Biliyorsunuz, 12 eylül 1980 yılında Türkiye de askeri bir darbe oldu. Bu darbenin mimarı generaller, 1980-1988 yılları boyunca Türkiye’nin yönetimini ellerinde tuttu. Bu yıllarda Türkiye genelinde ki tüm cezaevlerinde yoğun işkence ve cinayetler yaşandı. Ancak içlerinde üç cezaevi ön plana çıktı. Bunlar, İstanbul’da bulunan Metris, Ankara’da Mamak ve Diyarbakır da ise “Diyarbakır 5 Nolu Cezaevi”ydi!..

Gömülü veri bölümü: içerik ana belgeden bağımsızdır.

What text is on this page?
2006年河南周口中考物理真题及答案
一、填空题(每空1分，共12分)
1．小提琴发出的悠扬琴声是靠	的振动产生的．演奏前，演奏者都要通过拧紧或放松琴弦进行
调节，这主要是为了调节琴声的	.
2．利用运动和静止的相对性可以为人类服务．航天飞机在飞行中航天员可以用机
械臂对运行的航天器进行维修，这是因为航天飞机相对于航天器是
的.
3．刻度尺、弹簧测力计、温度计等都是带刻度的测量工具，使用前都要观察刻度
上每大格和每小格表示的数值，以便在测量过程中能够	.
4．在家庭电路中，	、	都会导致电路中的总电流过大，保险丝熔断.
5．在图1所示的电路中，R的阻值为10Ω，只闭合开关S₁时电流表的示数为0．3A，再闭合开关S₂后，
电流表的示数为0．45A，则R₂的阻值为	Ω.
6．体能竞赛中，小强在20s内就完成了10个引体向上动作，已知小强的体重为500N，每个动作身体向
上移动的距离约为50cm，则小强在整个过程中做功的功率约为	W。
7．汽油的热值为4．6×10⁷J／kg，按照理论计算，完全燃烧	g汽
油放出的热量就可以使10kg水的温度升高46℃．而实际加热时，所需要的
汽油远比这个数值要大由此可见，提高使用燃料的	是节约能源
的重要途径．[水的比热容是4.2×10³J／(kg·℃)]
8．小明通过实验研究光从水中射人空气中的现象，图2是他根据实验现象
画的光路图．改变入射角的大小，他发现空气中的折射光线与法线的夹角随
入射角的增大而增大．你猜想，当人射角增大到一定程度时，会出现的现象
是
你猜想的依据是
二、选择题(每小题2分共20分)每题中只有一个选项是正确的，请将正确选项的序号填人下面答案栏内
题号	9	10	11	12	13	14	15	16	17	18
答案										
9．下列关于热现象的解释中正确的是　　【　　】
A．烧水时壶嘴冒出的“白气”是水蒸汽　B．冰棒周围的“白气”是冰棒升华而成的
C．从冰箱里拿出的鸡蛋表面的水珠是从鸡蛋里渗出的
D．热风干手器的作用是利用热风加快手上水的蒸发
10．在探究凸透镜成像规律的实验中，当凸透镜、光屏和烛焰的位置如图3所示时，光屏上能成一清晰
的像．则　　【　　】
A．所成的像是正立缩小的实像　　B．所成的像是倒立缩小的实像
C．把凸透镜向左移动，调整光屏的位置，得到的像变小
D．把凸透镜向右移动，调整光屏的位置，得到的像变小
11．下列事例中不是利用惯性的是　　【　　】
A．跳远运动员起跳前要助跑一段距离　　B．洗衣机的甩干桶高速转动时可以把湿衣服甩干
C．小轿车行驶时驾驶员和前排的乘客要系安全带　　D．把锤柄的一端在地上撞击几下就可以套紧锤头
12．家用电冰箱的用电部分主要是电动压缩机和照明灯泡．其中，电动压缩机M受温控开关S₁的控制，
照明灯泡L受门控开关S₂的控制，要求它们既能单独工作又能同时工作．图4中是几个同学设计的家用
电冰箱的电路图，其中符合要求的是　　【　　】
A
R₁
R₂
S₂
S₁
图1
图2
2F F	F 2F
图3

Bu cezaevleri içerisinde ise, uygulamalarından en çok skandallar yaratan “Diyarbakır 5 Nolu Cezaevi” oldu! Bu cezaevinde, dünyada eşi-benzeri görülmemiş işkence yöntemleri uygulandı. Onlarca insan işkencelerle öldürüldü ve açlık grevlerinde ve çeşitli direnişlerde yaşamlarını yitirdi. Diyarbakır 5 No'lu cezaevi, 29 Nisan 2008 tarihinde The Times dergisi tarafından dünya genelinde yapılan araştırma sonucu, “dünyanın en kötü 10 ceza evi” arasında yer aldı.

Dünya genelinde bu kadar kötü şöhretli bir cezaevi gerçekliğini işlememek olmazdı. Bu şüphesiz işin bir yanı. Asıl yanı ise, Türkiye halklarının bugün içinde bulunduğu durumu, siyasal iktidarın geçmişini, devrimci güçlerin durumunu tayin eden askeri darbelerden 12 Eylül darbesinin rolünü, Siyasal-İslam’ın inşası ve Kürt ulusu üzerindeki etkilerine değinmekti. Zira, bugün yaşanmakta olan hiçbir şey bugünden ibaret değil. Bunun bir geçmişi, devlet nezdinde sürekliliği söz konusu. Bugünden yarına uygulanan bir politika söz konusu değil. Siyasi iktidarı hangi parti veya askeri klik alırsa alsın, ezilenlere, azınlıklara ve diğer uluslara (özellikle de Kürt ulusuna) yönelik uygulamalarında değişen bir şey söz konusu değildir. İşte “5 Nolu cezaevi” bugün olup bitenlerin çok açık bir ifadesidir. George Santayana  “Tarihi öğrenmeyenler, onu tekrar yaşamak zorunda kalırlar.” Der. Bu aynı zamanda ülkemizin içinden geçtiği süreçleri ve tarihsel kesitleri öğrenmek için de önemli.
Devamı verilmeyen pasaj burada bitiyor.